PESHAWAR: Khyber Pakhtunkhwa’s efforts to eradicate polio are yielding success with no confirmed case reported this year, unlike 2023 when four children were paralysed by the vaccine-preventable disease.

Experts told Dawn that vaccination was the only way to eliminate polio, which continued to contribute to the disabled population.

They said last year, Pakistan recorded six polio cases, including three in Khyber Pakhtunkhwa province (two in Bannu district and one in Orakzai tribal district), and two in Karachi city of Sindh province.

The experts, however, said the KP province had so far been free from the polio virus in the current year with all five nationwide cases reported in Balochistan (four) and Sindh (one).

Officials say they’re committed to vaccinating all children against virus for its eradication

They added that the country’s 20 cases in 2022 were reported in KP.

However, health officials argue that they’re committed to continuing efforts to vaccinate children against polio until the disease is fully eradicated, which was achievable only through the administration of oral polio vaccines to all children under the age of five years.

They complained that negative propaganda against vaccination had caused harm to the anti-polio efforts, resulting in infected children being crippled for life and unable to participate in normal physical activities.

The experts said the history of vaccines dates back to 1796, when the prevention of smallpox became a daunting challenge worldwide.

They added that with the help of vaccines, smallpox was eradicated completely with not a single person affected by the highly contagious viral disease present today.

The experts said vaccines prevented 2-3 million child deaths annually the world over and with improved immunisation, an additional two million deaths of children under the age of five years could be prevented.

They said that over 100 million children were immunised every year before their first birthday, while around 24 million children under the age of one year (20 per cent) didn’t get vaccines.

The experts said from 2000 to 2007, intensified vaccination campaigns led to a 74pc reduction in measles-related deaths globally.

They said poliomyelitis had been eradicated from 122 countries since 1988 with the help of the same vaccine.

The experts said polio vaccines had been declared safe, while reputed Islamic scholars in the world had declared its administration in line with the teachings of Islam and recommended it for the protection of children against disabilities.

“We need to give repeated doses of oral polio vaccine to children in the presence of factors limiting its efficacy in developing countries like Pakistan.

These included competition from other enteroviruses (non-polio enteroviruses), frequent diarrhoea and malnutrition which warrant the significance of repeated vaccination,“ a Peshawar-based health expert told Dawn.
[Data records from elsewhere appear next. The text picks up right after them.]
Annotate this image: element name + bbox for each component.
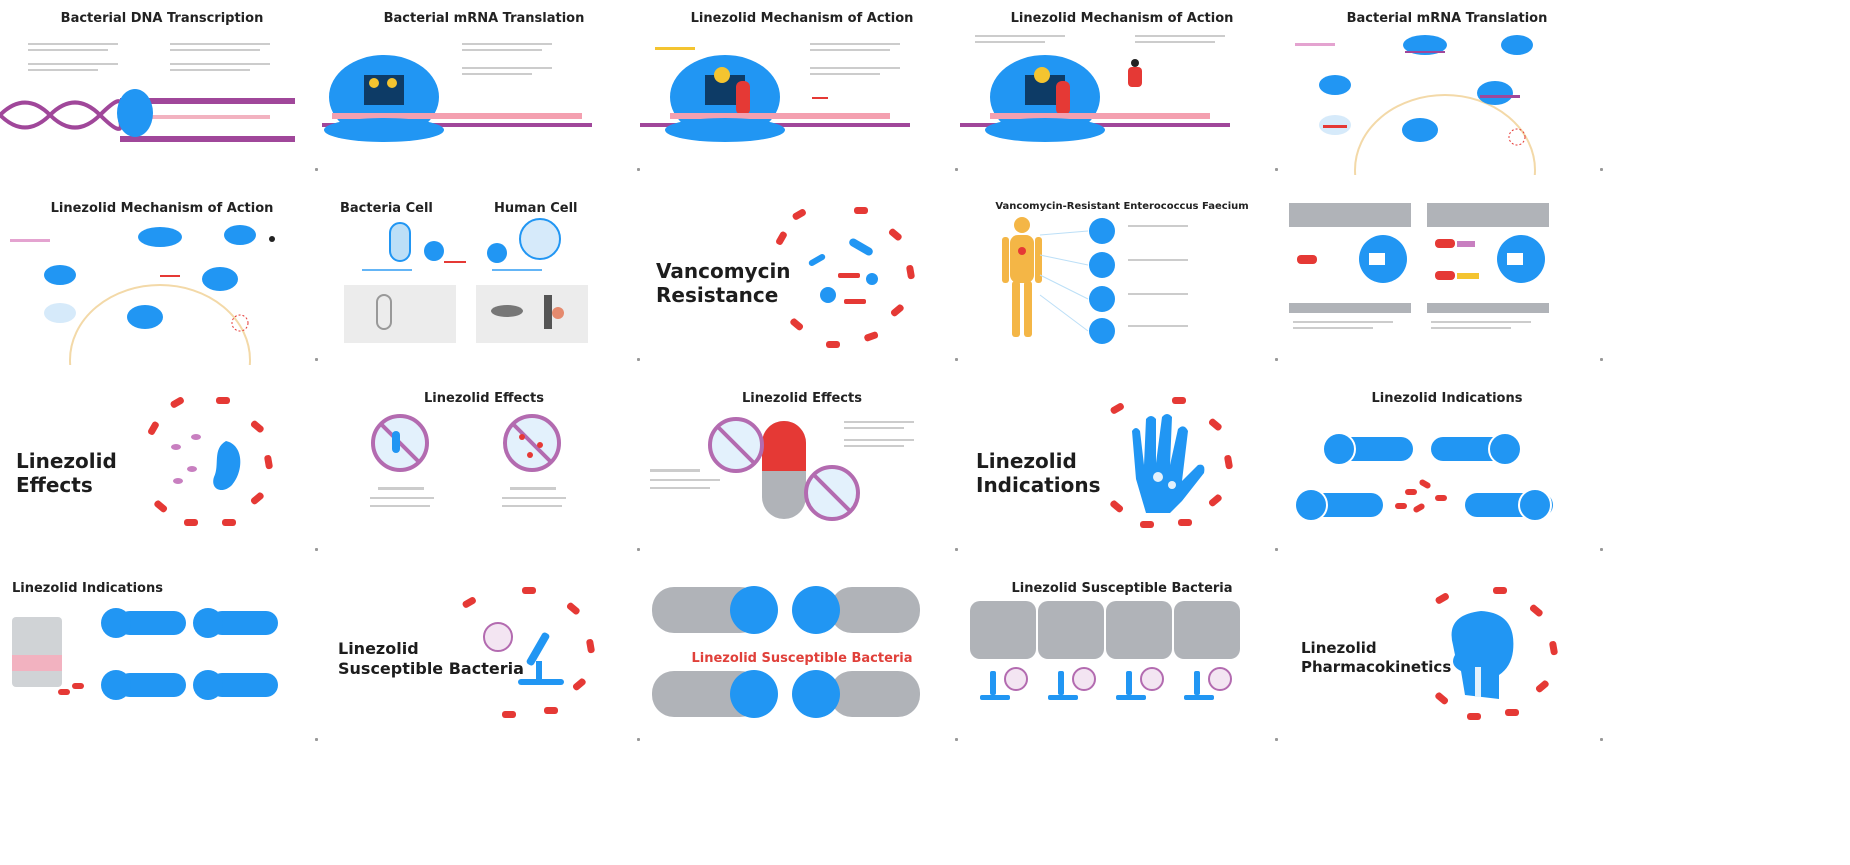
translation-cycle-illustration [10, 225, 275, 365]
slide-number [637, 548, 640, 551]
slide-number [637, 168, 640, 171]
prohibited-bacteria-illustration [370, 414, 566, 507]
slide-red-title: Linezolid Susceptible Bacteria [691, 651, 913, 666]
slide-number [1600, 738, 1603, 741]
slide-thumbnail-13[interactable]: Linezolid Effects [640, 385, 964, 555]
vancomycin-binding-comparison-illustration [1289, 203, 1549, 329]
slide-number [1275, 738, 1278, 741]
slide-big-title-line: Pharmacokinetics [1301, 658, 1452, 676]
slide-number [955, 358, 958, 361]
slide-big-title-line: Susceptible Bacteria [338, 659, 524, 678]
slide-thumbnail-19[interactable]: Linezolid Susceptible Bacteria [960, 575, 1284, 745]
slide-number [315, 168, 318, 171]
slide-thumbnail-20[interactable]: Linezolid Pharmacokinetics [1285, 575, 1609, 745]
slide-thumbnail-3[interactable]: Linezolid Mechanism of Action [640, 5, 964, 175]
slide-title: Linezolid Effects [742, 391, 862, 406]
slide-title: Linezolid Indications [12, 581, 163, 596]
slide-title: Bacterial mRNA Translation [1346, 11, 1548, 26]
slide-thumbnail-10[interactable] [1285, 195, 1609, 365]
slide-number [1600, 548, 1603, 551]
capsule-ring-illustration [776, 207, 915, 348]
slide-number [955, 168, 958, 171]
slide-big-title-line: Resistance [656, 283, 779, 307]
slide-big-title-line: Indications [976, 473, 1101, 497]
slide-title: Bacterial DNA Transcription [60, 11, 264, 26]
slide-title: Vancomycin-Resistant Enterococcus Faeciu… [995, 201, 1249, 212]
slide-number [955, 548, 958, 551]
bacteria-panels-illustration [652, 586, 920, 718]
slide-big-title-line: Linezolid [1301, 639, 1377, 657]
slide-big-title: Linezolid Pharmacokinetics [1301, 639, 1451, 677]
slide-big-title: Vancomycin Resistance [656, 259, 791, 307]
slide-number [1600, 168, 1603, 171]
capsule-effects-illustration [650, 417, 914, 521]
slide-number [637, 738, 640, 741]
slide-thumbnail-11[interactable]: Linezolid Effects [0, 385, 324, 555]
slide-label-human-cell: Human Cell [494, 201, 578, 216]
slide-title: Linezolid Mechanism of Action [50, 201, 274, 216]
slide-title: Linezolid Susceptible Bacteria [1011, 581, 1233, 596]
slide-number [315, 358, 318, 361]
slide-title: Linezolid Mechanism of Action [690, 11, 914, 26]
capsule-ring-illustration [148, 397, 273, 526]
slide-number [1275, 168, 1278, 171]
slide-thumbnail-1[interactable]: Bacterial DNA Transcription [0, 5, 324, 175]
linezolid-binding-illustration [640, 43, 910, 142]
slide-title: Linezolid Effects [424, 391, 544, 406]
translation-cycle-illustration [1295, 35, 1536, 175]
microscope-capsule-ring-illustration [462, 587, 595, 718]
head-profile-capsule-ring-illustration [1435, 587, 1558, 720]
hand-capsule-ring-illustration [1110, 397, 1233, 528]
slide-thumbnail-15[interactable]: Linezolid Indications [1285, 385, 1609, 555]
slide-big-title-line: Linezolid [338, 639, 419, 658]
linezolid-binding-illustration [960, 35, 1230, 142]
slide-thumbnail-2[interactable]: Bacterial mRNA Translation [322, 5, 646, 175]
slide-big-title-line: Effects [16, 473, 93, 497]
dna-transcription-illustration [0, 43, 295, 142]
slide-thumbnail-17[interactable]: Linezolid Susceptible Bacteria [322, 575, 646, 745]
susceptible-bacteria-panels-illustration [970, 601, 1240, 700]
slide-title: Linezolid Mechanism of Action [1010, 11, 1234, 26]
slide-big-title-line: Vancomycin [656, 259, 791, 283]
slide-big-title: Linezolid Effects [16, 449, 117, 497]
slide-number [315, 738, 318, 741]
slide-big-title: Linezolid Indications [976, 449, 1101, 497]
slide-number [637, 358, 640, 361]
slide-number [955, 738, 958, 741]
slide-thumbnail-5[interactable]: Bacterial mRNA Translation [1285, 5, 1609, 175]
slide-big-title: Linezolid Susceptible Bacteria [338, 639, 524, 679]
slide-number [315, 548, 318, 551]
slide-thumbnail-18[interactable]: Linezolid Susceptible Bacteria [640, 575, 964, 745]
slide-title: Linezolid Indications [1371, 391, 1523, 406]
slide-thumbnail-14[interactable]: Linezolid Indications [960, 385, 1284, 555]
slide-big-title-line: Linezolid [16, 449, 117, 473]
slide-number [1600, 358, 1603, 361]
slide-thumbnail-9[interactable]: Vancomycin-Resistant Enterococcus Faeciu… [960, 195, 1284, 365]
ribosome-illustration [322, 43, 592, 142]
slide-thumbnail-4[interactable]: Linezolid Mechanism of Action [960, 5, 1284, 175]
indications-icons-illustration [12, 608, 278, 700]
indications-icons-illustration [1294, 432, 1553, 522]
slide-thumbnail-8[interactable]: Vancomycin Resistance [640, 195, 964, 365]
slide-thumbnail-16[interactable]: Linezolid Indications [0, 575, 324, 745]
bacteria-vs-human-cell-illustration [344, 218, 588, 343]
slide-title: Bacterial mRNA Translation [383, 11, 585, 26]
slide-number [1275, 358, 1278, 361]
slide-thumbnail-12[interactable]: Linezolid Effects [322, 385, 646, 555]
slide-thumbnail-7[interactable]: Bacteria Cell Human Cell [322, 195, 646, 365]
slide-number [1275, 548, 1278, 551]
human-body-infection-illustration [1002, 217, 1188, 344]
slide-label-bacteria-cell: Bacteria Cell [340, 201, 433, 216]
slide-thumbnail-6[interactable]: Linezolid Mechanism of Action [0, 195, 324, 365]
slide-big-title-line: Linezolid [976, 449, 1077, 473]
He called for the vaccination of the children, who were either not immunised or partially protected, to boost immunity in those who had been immunised.

“This initiative will ensure that every child in the most susceptible age group is protected against polio at the same time and deprive the virus of the fertile seedbed on which its survival depends,” he said.

The experts said before the start of polio vaccination, the number of cases worldwide used to be more than 300,000 but after vaccination, it had come down to 10 only.

They added that only Pakistan and neighbouring Afghanistan were the two endemic countries left in the world with both recording five cases each in the current year.

The experts said currently, vaccines are provided to people for over a dozen diseases.

They said polio could be eliminated through repeated immunisation and once that happened, the money previously spent on it could be used for the eradication of other childhood diseases.

The experts said the country needed to record no polio case for three years in a row to be formally declared polio-free, which was possible only through immunisation of all children under the age of five years in every campaign.